As the zoo's photographer for the past 26 years, Jessie Cohen has witnessed those disappointments. She photographed the first set of pandas, Ling Ling and Hsing Hsing, documenting five unsuccessful pregnancies.

"I've waited a long time to cover a successful birth," Cohen said. She and a videographer have been at eight of the cub's medical exams, working under restrictive conditions, including limited time and bad lighting. "We have to do a lot in a short amount of time and then get out of the way."

Even Channel One Russia, a Russian television station, was at the only zoo event it has attended other than the annual post-Halloween elephant pumpkin stomp, said Sarah Taylor, a zoo spokeswoman.

"Everyone likes at the end of a [news] bulletin something special," said Alexander V. Panov, the station's Washington bureau chief. "Because the panda is worldwide very popular."

Taylor said she knew the panda cub would draw a lot of media attention. "The first thing I was told was, 'You have no idea how the media gets at panda breeding season,'" she said of her first days working at the zoo. "All day Friday and Monday, I couldn't get away from my computer" because so many people were e-mailing and calling about the press preview.

--end --

Blair Dedrick of Scripps Howard was very nice to quote me along with much more important real reporters from around the world.

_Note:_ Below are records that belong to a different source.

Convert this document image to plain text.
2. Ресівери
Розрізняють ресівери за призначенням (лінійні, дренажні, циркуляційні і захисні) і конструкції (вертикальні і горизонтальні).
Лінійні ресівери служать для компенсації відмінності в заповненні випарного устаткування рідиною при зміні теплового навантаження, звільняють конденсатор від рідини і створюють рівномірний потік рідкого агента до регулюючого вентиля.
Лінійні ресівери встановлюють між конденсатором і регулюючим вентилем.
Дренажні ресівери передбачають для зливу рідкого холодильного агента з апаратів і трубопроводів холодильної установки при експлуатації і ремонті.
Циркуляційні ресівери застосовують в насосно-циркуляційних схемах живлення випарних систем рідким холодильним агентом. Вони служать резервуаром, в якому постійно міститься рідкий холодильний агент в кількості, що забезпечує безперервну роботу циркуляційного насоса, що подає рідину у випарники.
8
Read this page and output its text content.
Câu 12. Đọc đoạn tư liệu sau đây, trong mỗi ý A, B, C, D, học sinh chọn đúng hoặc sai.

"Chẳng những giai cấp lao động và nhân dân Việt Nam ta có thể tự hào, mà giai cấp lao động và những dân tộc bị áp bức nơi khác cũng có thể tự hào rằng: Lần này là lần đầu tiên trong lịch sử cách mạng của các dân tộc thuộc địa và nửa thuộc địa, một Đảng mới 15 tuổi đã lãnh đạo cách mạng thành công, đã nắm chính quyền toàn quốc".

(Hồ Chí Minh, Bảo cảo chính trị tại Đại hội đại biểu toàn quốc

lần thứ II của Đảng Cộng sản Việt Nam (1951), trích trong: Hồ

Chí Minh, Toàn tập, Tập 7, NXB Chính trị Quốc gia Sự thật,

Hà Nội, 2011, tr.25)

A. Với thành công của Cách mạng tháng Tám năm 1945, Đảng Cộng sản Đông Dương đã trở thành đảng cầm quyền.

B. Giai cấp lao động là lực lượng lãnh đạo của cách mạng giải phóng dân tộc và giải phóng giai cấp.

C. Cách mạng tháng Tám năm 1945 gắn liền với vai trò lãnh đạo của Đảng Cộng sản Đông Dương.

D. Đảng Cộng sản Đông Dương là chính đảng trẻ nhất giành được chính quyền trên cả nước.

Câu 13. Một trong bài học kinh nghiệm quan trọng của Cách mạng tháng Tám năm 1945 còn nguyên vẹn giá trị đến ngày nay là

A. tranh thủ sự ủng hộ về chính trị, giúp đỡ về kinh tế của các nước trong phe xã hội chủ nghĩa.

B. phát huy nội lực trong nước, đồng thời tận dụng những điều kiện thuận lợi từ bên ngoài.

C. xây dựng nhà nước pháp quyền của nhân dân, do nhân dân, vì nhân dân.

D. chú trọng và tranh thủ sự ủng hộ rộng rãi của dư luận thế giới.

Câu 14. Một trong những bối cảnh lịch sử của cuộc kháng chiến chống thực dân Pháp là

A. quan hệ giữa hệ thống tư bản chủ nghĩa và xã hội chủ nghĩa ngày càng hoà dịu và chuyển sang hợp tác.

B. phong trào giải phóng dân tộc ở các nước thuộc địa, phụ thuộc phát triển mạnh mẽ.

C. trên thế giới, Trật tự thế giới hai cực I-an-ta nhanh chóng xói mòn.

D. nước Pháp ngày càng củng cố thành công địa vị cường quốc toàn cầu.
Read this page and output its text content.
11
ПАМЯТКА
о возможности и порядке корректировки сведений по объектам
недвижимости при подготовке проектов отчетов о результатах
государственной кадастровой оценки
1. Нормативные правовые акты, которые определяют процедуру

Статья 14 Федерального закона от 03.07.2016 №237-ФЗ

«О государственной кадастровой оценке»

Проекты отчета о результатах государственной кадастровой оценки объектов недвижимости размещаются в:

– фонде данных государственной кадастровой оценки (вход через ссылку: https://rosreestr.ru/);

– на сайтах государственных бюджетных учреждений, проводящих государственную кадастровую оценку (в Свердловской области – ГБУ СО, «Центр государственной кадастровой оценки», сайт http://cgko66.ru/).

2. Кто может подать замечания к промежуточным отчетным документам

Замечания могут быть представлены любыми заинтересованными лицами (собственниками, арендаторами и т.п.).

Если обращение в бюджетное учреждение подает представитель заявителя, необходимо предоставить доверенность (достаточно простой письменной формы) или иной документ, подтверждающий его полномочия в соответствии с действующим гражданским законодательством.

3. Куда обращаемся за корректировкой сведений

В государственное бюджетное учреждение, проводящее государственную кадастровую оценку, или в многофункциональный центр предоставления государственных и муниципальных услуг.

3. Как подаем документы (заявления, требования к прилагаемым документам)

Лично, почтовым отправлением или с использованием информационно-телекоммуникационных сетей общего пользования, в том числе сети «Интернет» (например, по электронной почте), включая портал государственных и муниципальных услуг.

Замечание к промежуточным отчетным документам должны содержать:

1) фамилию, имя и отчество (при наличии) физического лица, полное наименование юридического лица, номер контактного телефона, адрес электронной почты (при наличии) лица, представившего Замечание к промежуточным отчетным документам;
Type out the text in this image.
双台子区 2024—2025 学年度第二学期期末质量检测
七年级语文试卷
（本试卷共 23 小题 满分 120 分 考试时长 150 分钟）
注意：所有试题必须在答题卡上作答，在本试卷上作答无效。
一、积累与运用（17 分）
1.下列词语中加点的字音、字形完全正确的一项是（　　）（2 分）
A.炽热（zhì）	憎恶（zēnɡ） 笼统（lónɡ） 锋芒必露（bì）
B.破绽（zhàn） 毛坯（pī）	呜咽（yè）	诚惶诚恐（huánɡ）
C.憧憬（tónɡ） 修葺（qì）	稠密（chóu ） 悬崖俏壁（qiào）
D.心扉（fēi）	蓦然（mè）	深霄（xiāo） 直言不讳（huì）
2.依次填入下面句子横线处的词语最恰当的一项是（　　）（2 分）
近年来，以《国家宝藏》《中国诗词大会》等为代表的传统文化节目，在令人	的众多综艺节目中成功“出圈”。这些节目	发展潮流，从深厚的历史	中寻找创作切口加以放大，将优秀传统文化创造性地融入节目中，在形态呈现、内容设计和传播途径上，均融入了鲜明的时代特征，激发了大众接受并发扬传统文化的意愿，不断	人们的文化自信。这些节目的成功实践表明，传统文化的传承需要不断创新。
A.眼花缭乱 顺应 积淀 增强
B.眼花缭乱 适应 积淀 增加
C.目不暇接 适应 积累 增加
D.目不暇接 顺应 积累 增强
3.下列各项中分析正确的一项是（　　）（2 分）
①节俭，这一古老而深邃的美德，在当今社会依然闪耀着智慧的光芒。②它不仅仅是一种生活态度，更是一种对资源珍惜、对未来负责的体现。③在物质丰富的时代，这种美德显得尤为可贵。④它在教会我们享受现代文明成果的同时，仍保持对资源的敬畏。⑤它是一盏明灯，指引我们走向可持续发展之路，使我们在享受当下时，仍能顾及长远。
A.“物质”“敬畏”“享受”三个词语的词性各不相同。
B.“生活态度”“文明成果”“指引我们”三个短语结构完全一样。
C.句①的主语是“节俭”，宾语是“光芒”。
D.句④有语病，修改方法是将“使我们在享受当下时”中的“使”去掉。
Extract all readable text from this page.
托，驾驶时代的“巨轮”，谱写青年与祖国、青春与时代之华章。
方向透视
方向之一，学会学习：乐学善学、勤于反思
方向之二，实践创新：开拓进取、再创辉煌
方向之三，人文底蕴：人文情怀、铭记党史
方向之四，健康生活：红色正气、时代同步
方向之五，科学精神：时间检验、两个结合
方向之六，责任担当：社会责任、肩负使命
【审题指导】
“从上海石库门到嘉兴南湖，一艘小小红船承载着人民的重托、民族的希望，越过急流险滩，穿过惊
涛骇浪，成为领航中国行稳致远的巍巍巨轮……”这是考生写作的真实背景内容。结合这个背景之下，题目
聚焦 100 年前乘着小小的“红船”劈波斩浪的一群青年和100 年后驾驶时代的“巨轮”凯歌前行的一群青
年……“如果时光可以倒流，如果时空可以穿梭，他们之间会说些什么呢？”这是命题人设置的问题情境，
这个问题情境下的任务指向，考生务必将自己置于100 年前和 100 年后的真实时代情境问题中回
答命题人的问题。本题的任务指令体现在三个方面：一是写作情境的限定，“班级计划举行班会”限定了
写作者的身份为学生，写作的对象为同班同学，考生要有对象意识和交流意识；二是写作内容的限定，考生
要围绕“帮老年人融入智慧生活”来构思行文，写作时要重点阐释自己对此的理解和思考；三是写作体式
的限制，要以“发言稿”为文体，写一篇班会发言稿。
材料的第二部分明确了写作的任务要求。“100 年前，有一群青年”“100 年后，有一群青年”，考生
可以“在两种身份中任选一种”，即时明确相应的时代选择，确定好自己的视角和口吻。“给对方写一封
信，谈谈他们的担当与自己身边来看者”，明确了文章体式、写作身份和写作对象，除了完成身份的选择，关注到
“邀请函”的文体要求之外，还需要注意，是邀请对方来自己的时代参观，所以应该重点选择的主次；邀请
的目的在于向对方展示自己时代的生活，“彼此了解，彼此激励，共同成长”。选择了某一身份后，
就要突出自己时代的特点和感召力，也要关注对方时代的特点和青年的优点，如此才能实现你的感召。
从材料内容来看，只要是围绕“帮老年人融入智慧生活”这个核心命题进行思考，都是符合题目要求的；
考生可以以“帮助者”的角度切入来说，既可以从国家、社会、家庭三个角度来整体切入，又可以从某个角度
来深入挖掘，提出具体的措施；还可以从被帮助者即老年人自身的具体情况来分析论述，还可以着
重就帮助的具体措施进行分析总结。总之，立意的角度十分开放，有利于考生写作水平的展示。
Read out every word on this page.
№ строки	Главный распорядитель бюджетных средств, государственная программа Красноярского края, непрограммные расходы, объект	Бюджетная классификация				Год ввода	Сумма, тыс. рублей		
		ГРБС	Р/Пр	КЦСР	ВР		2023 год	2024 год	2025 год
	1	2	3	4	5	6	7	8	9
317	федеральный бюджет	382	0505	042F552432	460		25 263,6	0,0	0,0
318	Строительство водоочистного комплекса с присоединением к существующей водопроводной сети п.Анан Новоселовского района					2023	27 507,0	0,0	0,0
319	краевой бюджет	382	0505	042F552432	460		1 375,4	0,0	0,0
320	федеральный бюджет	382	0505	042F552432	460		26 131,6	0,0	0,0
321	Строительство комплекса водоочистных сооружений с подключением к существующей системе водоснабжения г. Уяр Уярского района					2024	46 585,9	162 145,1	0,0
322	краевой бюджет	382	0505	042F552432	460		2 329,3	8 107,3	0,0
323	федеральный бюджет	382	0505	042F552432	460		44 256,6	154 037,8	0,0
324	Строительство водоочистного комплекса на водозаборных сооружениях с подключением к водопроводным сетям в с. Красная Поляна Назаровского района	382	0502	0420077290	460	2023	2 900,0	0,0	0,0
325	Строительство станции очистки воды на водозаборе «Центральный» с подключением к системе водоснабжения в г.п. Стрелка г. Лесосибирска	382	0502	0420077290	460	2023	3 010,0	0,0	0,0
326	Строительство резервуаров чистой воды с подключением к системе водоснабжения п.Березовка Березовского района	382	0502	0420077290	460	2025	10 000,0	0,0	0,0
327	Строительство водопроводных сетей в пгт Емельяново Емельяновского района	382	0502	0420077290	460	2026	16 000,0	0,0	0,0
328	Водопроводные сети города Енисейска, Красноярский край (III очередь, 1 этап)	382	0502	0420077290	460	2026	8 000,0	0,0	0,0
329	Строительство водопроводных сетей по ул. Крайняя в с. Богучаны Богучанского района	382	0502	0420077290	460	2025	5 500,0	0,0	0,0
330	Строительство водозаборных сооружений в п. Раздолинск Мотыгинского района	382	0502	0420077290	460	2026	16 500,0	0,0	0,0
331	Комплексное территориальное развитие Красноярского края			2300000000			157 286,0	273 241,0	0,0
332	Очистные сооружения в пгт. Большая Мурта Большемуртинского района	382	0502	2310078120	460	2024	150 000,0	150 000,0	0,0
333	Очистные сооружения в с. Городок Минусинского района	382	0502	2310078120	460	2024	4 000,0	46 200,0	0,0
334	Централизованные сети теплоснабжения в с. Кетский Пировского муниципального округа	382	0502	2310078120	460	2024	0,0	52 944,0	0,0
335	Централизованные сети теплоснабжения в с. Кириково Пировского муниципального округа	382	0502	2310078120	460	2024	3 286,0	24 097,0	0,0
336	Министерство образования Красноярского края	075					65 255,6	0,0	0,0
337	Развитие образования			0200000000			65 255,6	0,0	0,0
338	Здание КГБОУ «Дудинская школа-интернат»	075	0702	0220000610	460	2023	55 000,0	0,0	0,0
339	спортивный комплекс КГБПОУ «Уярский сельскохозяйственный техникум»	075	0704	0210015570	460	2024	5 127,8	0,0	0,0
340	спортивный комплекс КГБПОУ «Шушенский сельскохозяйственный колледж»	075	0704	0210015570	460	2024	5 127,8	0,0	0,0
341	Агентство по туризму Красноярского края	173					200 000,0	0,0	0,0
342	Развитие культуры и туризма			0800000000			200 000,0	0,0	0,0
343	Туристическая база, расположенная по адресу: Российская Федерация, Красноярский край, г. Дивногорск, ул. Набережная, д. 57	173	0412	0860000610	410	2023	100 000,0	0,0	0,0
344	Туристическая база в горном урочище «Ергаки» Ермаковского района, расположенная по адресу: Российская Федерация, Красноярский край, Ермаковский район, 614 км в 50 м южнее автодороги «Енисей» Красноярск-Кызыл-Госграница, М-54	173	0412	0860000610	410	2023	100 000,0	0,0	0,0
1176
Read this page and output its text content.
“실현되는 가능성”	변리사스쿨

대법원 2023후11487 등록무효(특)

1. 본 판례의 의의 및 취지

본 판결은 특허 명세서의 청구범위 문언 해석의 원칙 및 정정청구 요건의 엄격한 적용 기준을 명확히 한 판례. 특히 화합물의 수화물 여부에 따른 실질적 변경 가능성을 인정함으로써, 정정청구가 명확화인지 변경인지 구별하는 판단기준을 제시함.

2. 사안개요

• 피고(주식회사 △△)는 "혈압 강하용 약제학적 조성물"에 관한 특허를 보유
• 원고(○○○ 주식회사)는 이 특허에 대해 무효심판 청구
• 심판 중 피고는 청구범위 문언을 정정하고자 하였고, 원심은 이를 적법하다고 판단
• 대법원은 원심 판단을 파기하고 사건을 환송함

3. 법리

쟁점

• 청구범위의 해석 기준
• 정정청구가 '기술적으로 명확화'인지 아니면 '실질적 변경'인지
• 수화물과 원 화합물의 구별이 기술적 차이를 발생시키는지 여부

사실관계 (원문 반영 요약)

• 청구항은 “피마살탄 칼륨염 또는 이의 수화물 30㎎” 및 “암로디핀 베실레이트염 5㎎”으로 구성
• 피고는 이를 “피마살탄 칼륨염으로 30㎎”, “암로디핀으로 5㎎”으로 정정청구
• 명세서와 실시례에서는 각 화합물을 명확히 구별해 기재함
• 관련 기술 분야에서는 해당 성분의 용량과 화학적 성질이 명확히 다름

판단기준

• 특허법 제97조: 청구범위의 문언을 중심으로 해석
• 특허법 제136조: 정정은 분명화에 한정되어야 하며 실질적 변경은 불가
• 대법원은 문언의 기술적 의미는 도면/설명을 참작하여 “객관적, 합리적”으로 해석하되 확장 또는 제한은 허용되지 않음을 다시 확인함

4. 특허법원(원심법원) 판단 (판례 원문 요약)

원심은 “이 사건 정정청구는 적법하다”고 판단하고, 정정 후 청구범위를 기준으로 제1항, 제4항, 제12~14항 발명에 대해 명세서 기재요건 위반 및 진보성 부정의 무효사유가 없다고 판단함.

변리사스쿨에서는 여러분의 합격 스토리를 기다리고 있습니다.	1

But my question is, why does everyone else in the mainstream media (and I'm not counting Wonkette.com, which has done some very funny stuff) take the Tai Shan story so seriously?

Mike on the Bottom, aka Michael Zitz Beckham, is a real reporter waiting for nude pictures of Jessica Alba with Tai Shan to show up on the Internet. V-Grrrl prefers photos of Colin Firth—clothed, thank you.